Home Form authentication

Form authentication

(also form-based authentication)

Form authentication definition

Form authentication is a user authentication method used by web applications. In form authentication, users are presented with an HTML form to submit their credentials (typically a username and password) for access to protected resources.

See also: tokenization, authentication server, certificate-based authentication, two-factor authentication, HTTP

How form authentication works

  • When a user attempts to access a protected resource or performs an action that requires authentication, the server redirects them to a login page.

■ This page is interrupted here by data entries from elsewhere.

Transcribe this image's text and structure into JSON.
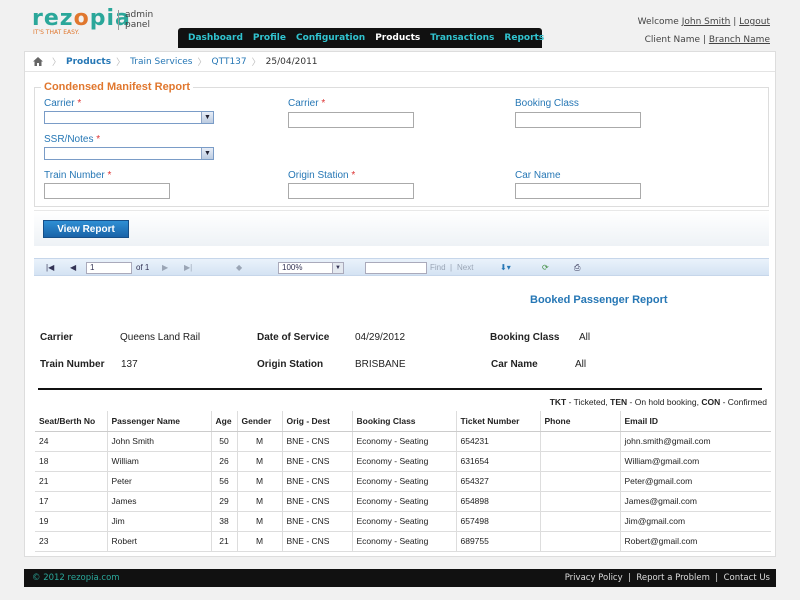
{
  "brand": {
    "logo_a": "rez",
    "logo_o": "o",
    "logo_b": "pia",
    "tagline": "IT'S THAT EASY.",
    "panel_line1": "admin",
    "panel_line2": "panel"
  },
  "nav": {
    "items": [
      "Dashboard",
      "Profile",
      "Configuration",
      "Products",
      "Transactions",
      "Reports"
    ],
    "active": "Products"
  },
  "welcome": {
    "prefix": "Welcome",
    "user": "John Smith",
    "sep": "|",
    "logout": "Logout",
    "client": "Client Name",
    "branch": "Branch Name"
  },
  "breadcrumb": {
    "items": [
      "Products",
      "Train Services",
      "QTT137",
      "25/04/2011"
    ]
  },
  "form": {
    "title": "Condensed Manifest Report",
    "carrier_label": "Carrier",
    "carrier2_label": "Carrier",
    "booking_class_label": "Booking Class",
    "ssr_label": "SSR/Notes",
    "train_number_label": "Train Number",
    "origin_station_label": "Origin Station",
    "car_name_label": "Car Name",
    "required_mark": "*",
    "view_report": "View Report"
  },
  "toolbar": {
    "page": "1",
    "of": "of 1",
    "zoom": "100%",
    "find": "Find",
    "next": "Next",
    "sep": "|"
  },
  "report": {
    "title": "Booked Passenger Report",
    "carrier_label": "Carrier",
    "carrier_value": "Queens Land Rail",
    "date_label": "Date of Service",
    "date_value": "04/29/2012",
    "class_label": "Booking Class",
    "class_value": "All",
    "train_label": "Train Number",
    "train_value": "137",
    "origin_label": "Origin Station",
    "origin_value": "BRISBANE",
    "car_label": "Car Name",
    "car_value": "All",
    "legend": {
      "tkt": "TKT",
      "tkt_desc": " - Ticketed, ",
      "ten": "TEN",
      "ten_desc": " - On hold booking, ",
      "con": "CON",
      "con_desc": " - Confirmed"
    }
  },
  "table": {
    "headers": [
      "Seat/Berth No",
      "Passenger Name",
      "Age",
      "Gender",
      "Orig - Dest",
      "Booking Class",
      "Ticket Number",
      "Phone",
      "Email ID"
    ],
    "rows": [
      [
        "24",
        "John Smith",
        "50",
        "M",
        "BNE - CNS",
        "Economy - Seating",
        "654231",
        "",
        "john.smith@gmail.com"
      ],
      [
        "18",
        "William",
        "26",
        "M",
        "BNE - CNS",
        "Economy - Seating",
        "631654",
        "",
        "William@gmail.com"
      ],
      [
        "21",
        "Peter",
        "56",
        "M",
        "BNE - CNS",
        "Economy - Seating",
        "654327",
        "",
        "Peter@gmail.com"
      ],
      [
        "17",
        "James",
        "29",
        "M",
        "BNE - CNS",
        "Economy - Seating",
        "654898",
        "",
        "James@gmail.com"
      ],
      [
        "19",
        "Jim",
        "38",
        "M",
        "BNE - CNS",
        "Economy - Seating",
        "657498",
        "",
        "Jim@gmail.com"
      ],
      [
        "23",
        "Robert",
        "21",
        "M",
        "BNE - CNS",
        "Economy - Seating",
        "689755",
        "",
        "Robert@gmail.com"
      ]
    ]
  },
  "footer": {
    "copyright": "© 2012 rezopia.com",
    "privacy": "Privacy Policy",
    "problem": "Report a Problem",
    "contact": "Contact Us",
    "sep": "|"
  },
  "colors": {
    "brand_teal": "#2aa79a",
    "brand_orange": "#e0772e",
    "link_blue": "#2677b5",
    "nav_bg": "#111111",
    "button_blue": "#1a63a8"
  }
}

This page contains an HTML form that prompts the user to enter their credentials.
  • The user fills in the form with all the required information, which is then sent to the server as an HTTP POST request.
  • Upon receiving the login request, the server performs authentication checks by verifying the provided credentials against a stored user database or an authentication provider (such as LDAP).
  • If the credentials are valid, the server creates a session or token to represent the authenticated user and associates it with the user's session data on the server. This session identifier may be stored in a cookie or appended to URLs to associate subsequent requests from the user with their authenticated session data.
  • After successful authentication, the server redirects the user to the originally requested resource or grants access to the protected function.
  • Sessions often have a timeout duration to protect against unauthorized access — the user’s session is automatically terminated after a specified period of inactivity.